I think I’m more confused than I was before… :frowning:

Okay, if this is okay with you… I think this is what I’ll go with… note that almost everything I"m using is brand new, since I only use 1 gallon plastic tanks to house the bettas and not much else. I did have successful freshwater community tanks when I was in high school, though…

(1) Douse everything in a 1:14 bleach:water solution and rinse it off very well with hot water, not dishwater or anything like that.

(2) Set aside a separate water container, age it overnight (as my tap water has some sediments which should settle to the bottom…)

(3) Siphon water into tank, prepare tank with:

-Novaqua & Amquel
-Aquarium salt
-a little Methylene Blue (to prevent fungus)

(3) Wait one additional night to age the water further, then start pimping the bettas.

How’s that sound?

Water doesn’t “age.” You can do all this pretty immediately, as long as the temperature is OK.

At the very least, there are sediments in my tap water. If I don’t age then siphon it, it settles down to orangish fuzz/dust at the bottom of my tanks which can’t be healthy.

I have a freshwater tank and I have always “aged” my water if I’m using it from tap rather than bottled water. I have always done this because of the chlorine in the tap water. I figured let it sit overnight would dissipate this (or so I was led to believe).

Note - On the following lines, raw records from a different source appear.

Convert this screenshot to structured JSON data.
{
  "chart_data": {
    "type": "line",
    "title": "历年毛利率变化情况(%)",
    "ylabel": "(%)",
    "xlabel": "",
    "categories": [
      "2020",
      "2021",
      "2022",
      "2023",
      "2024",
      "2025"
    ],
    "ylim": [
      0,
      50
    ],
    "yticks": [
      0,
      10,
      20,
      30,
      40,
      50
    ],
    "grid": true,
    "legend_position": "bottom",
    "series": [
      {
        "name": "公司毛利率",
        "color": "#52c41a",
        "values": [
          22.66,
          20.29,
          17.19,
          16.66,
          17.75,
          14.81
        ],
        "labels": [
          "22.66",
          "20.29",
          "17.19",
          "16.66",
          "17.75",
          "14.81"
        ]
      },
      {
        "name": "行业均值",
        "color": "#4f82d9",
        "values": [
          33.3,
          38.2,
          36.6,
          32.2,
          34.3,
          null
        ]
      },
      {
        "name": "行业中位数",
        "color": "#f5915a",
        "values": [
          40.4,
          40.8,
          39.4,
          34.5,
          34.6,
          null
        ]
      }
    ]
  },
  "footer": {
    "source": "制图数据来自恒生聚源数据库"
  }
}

Does this theory ahem hold water? = )

You’re kinda right, lissener, in that water doesn’t age in the same way that booze or cheeze or other products that experience change do by just being around. And perhaps age isn’t the right word. What *does * happen when aquarium water sits is that junk can settle out–most notably chlorine and other crap that you get from municipal water. Also, if you have some “used” aquarium water, you can seed the new tank with good bacteria that will crank up the biosphere, so to speak: the bugs are in place to handle amonia, rotting food & fish poo.

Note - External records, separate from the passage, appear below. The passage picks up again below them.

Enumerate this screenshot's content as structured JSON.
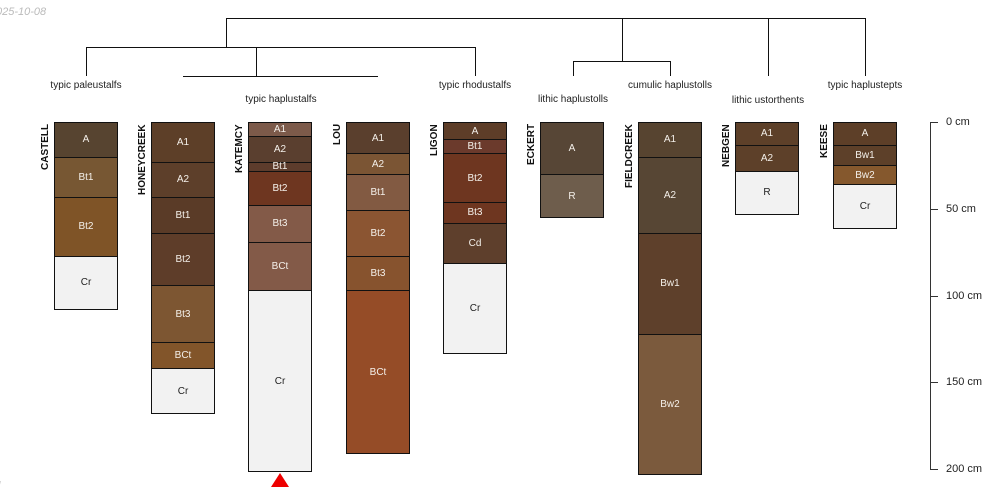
{
  "date_text": "025-10-08",
  "footer_text": "l",
  "groups": [
    "typic paleustalfs",
    "typic haplustalfs",
    "typic rhodustalfs",
    "lithic haplustolls",
    "cumulic haplustolls",
    "lithic ustorthents",
    "typic haplustepts"
  ],
  "axis": {
    "unit": "cm",
    "ticks": [
      0,
      50,
      100,
      150,
      200
    ],
    "labels": [
      "0 cm",
      "50 cm",
      "100 cm",
      "150 cm",
      "200 cm"
    ],
    "max_depth": 200
  },
  "marker": {
    "profile": "KATEMCY",
    "color": "#ff0000"
  },
  "profiles": [
    {
      "name": "CASTELL",
      "horizons": [
        {
          "name": "A",
          "top": 0,
          "bottom": 20,
          "color": "#574430"
        },
        {
          "name": "Bt1",
          "top": 20,
          "bottom": 43,
          "color": "#775733"
        },
        {
          "name": "Bt2",
          "top": 43,
          "bottom": 77,
          "color": "#7f5427"
        },
        {
          "name": "Cr",
          "top": 77,
          "bottom": 108,
          "color": "#f2f2f2"
        }
      ]
    },
    {
      "name": "HONEYCREEK",
      "horizons": [
        {
          "name": "A1",
          "top": 0,
          "bottom": 23,
          "color": "#5d3f28"
        },
        {
          "name": "A2",
          "top": 23,
          "bottom": 43,
          "color": "#5d3f2a"
        },
        {
          "name": "Bt1",
          "top": 43,
          "bottom": 64,
          "color": "#5a3b27"
        },
        {
          "name": "Bt2",
          "top": 64,
          "bottom": 94,
          "color": "#5e3d29"
        },
        {
          "name": "Bt3",
          "top": 94,
          "bottom": 127,
          "color": "#7d5632"
        },
        {
          "name": "BCt",
          "top": 127,
          "bottom": 142,
          "color": "#82552a"
        },
        {
          "name": "Cr",
          "top": 142,
          "bottom": 168,
          "color": "#f2f2f2"
        }
      ]
    },
    {
      "name": "KATEMCY",
      "horizons": [
        {
          "name": "A1",
          "top": 0,
          "bottom": 8,
          "color": "#7c5a4a"
        },
        {
          "name": "A2",
          "top": 8,
          "bottom": 23,
          "color": "#5a3f2f"
        },
        {
          "name": "Bt1",
          "top": 23,
          "bottom": 28,
          "color": "#5d3c2c"
        },
        {
          "name": "Bt2",
          "top": 28,
          "bottom": 48,
          "color": "#6e3620"
        },
        {
          "name": "Bt3",
          "top": 48,
          "bottom": 69,
          "color": "#835a48"
        },
        {
          "name": "BCt",
          "top": 69,
          "bottom": 97,
          "color": "#835a48"
        },
        {
          "name": "Cr",
          "top": 97,
          "bottom": 201,
          "color": "#f2f2f2"
        }
      ]
    },
    {
      "name": "LOU",
      "horizons": [
        {
          "name": "A1",
          "top": 0,
          "bottom": 18,
          "color": "#5a3f2d"
        },
        {
          "name": "A2",
          "top": 18,
          "bottom": 30,
          "color": "#7b5534"
        },
        {
          "name": "Bt1",
          "top": 30,
          "bottom": 51,
          "color": "#825a42"
        },
        {
          "name": "Bt2",
          "top": 51,
          "bottom": 77,
          "color": "#8b5532"
        },
        {
          "name": "Bt3",
          "top": 77,
          "bottom": 97,
          "color": "#87532e"
        },
        {
          "name": "BCt",
          "top": 97,
          "bottom": 191,
          "color": "#954c27"
        }
      ]
    },
    {
      "name": "LIGON",
      "horizons": [
        {
          "name": "A",
          "top": 0,
          "bottom": 10,
          "color": "#5d3d28"
        },
        {
          "name": "Bt1",
          "top": 10,
          "bottom": 18,
          "color": "#6b3a2c"
        },
        {
          "name": "Bt2",
          "top": 18,
          "bottom": 46,
          "color": "#6e3620"
        },
        {
          "name": "Bt3",
          "top": 46,
          "bottom": 58,
          "color": "#6e3620"
        },
        {
          "name": "Cd",
          "top": 58,
          "bottom": 81,
          "color": "#5e3f2c"
        },
        {
          "name": "Cr",
          "top": 81,
          "bottom": 133,
          "color": "#f2f2f2"
        }
      ]
    },
    {
      "name": "ECKERT",
      "horizons": [
        {
          "name": "A",
          "top": 0,
          "bottom": 30,
          "color": "#574636"
        },
        {
          "name": "R",
          "top": 30,
          "bottom": 55,
          "color": "#6e5d4c"
        }
      ]
    },
    {
      "name": "FIELDCREEK",
      "horizons": [
        {
          "name": "A1",
          "top": 0,
          "bottom": 20,
          "color": "#574430"
        },
        {
          "name": "A2",
          "top": 20,
          "bottom": 64,
          "color": "#574634"
        },
        {
          "name": "Bw1",
          "top": 64,
          "bottom": 122,
          "color": "#5e402b"
        },
        {
          "name": "Bw2",
          "top": 122,
          "bottom": 203,
          "color": "#7b5a3d"
        }
      ]
    },
    {
      "name": "NEBGEN",
      "horizons": [
        {
          "name": "A1",
          "top": 0,
          "bottom": 13,
          "color": "#5d4029"
        },
        {
          "name": "A2",
          "top": 13,
          "bottom": 28,
          "color": "#5d4029"
        },
        {
          "name": "R",
          "top": 28,
          "bottom": 53,
          "color": "#f2f2f2"
        }
      ]
    },
    {
      "name": "KEESE",
      "horizons": [
        {
          "name": "A",
          "top": 0,
          "bottom": 13,
          "color": "#5d3f28"
        },
        {
          "name": "Bw1",
          "top": 13,
          "bottom": 25,
          "color": "#5d4029"
        },
        {
          "name": "Bw2",
          "top": 25,
          "bottom": 36,
          "color": "#85582d"
        },
        {
          "name": "Cr",
          "top": 36,
          "bottom": 61,
          "color": "#f2f2f2"
        }
      ]
    }
  ]
}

There are numerous products that will go a long way in getting this done for you–stuff that precipitates municipal additives out of the water and other junk which I lovingly refer to as fishy prozac–basically a chill pill for the fish to reduce stress caused by new water, new temperature, a shaky ride from the fish store to their new home, new and unfamiliar faces, unexpected wads of human semen tossed into the wter, etc.

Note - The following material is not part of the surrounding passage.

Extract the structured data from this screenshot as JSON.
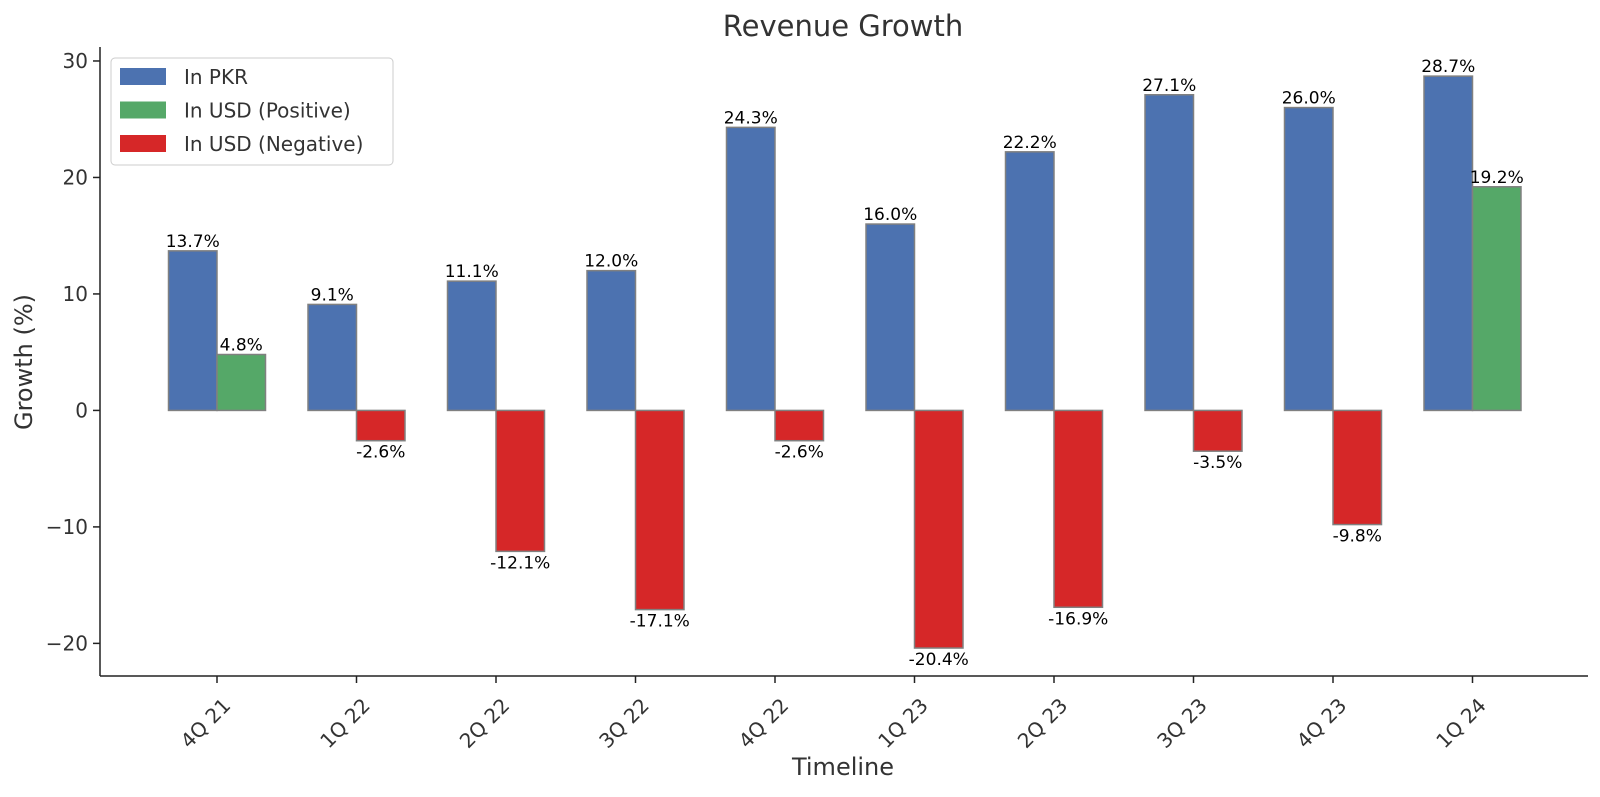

With care, all the aging (or conditioning if you prefer) can be done effectively in a couple hours, with the hardest part coming down to temperature. But for sanitizing, nothing beats


Minerals in water are fine for most fish. Not if you’re breeding Discus, but Bettas should be fine.

If you don’t dechlorinate chlorinated tap water, after sitting for a while the chlorine–which is very unstable in water–forms bubbles of chlorine gas and escapes the water. If you dechlorinate, there’s no reason to let it sit.

It’s my understanding that chlorine bleach reaches its peak of effectiveness at 1:14; any stronger is just overkill, wasteful, and of course that much harder to rinse.

FWIW, Bettas have been known to breed in water buffalo footprints. Temperature is VASTLY more important than water quality.

I’ve always just filled a bucket with water and added a few cups of bleach. I let it soak overnight then rinse the stuff and let that sit in clean water overnight.

Let it drip dry and you’re good to go.

Bleach will have an effect on some of those sponge filters, but it never effected the paperish fan filters.

Another fishkeeper checking in.

When sanitizing aquarium equipment I also use bleach mixed with water (no idea what ratio though) in a spray bottle. Afterwards I just rinse everything thoroughly, fill up the tank, get everything running, add some dechlor and let it all sit for a few days.

When doing water changes I add the water directly using dechlor. I have a device that fills my tank directly from the tap; I just adjust the tap water temperature until it matches the tank water temperature.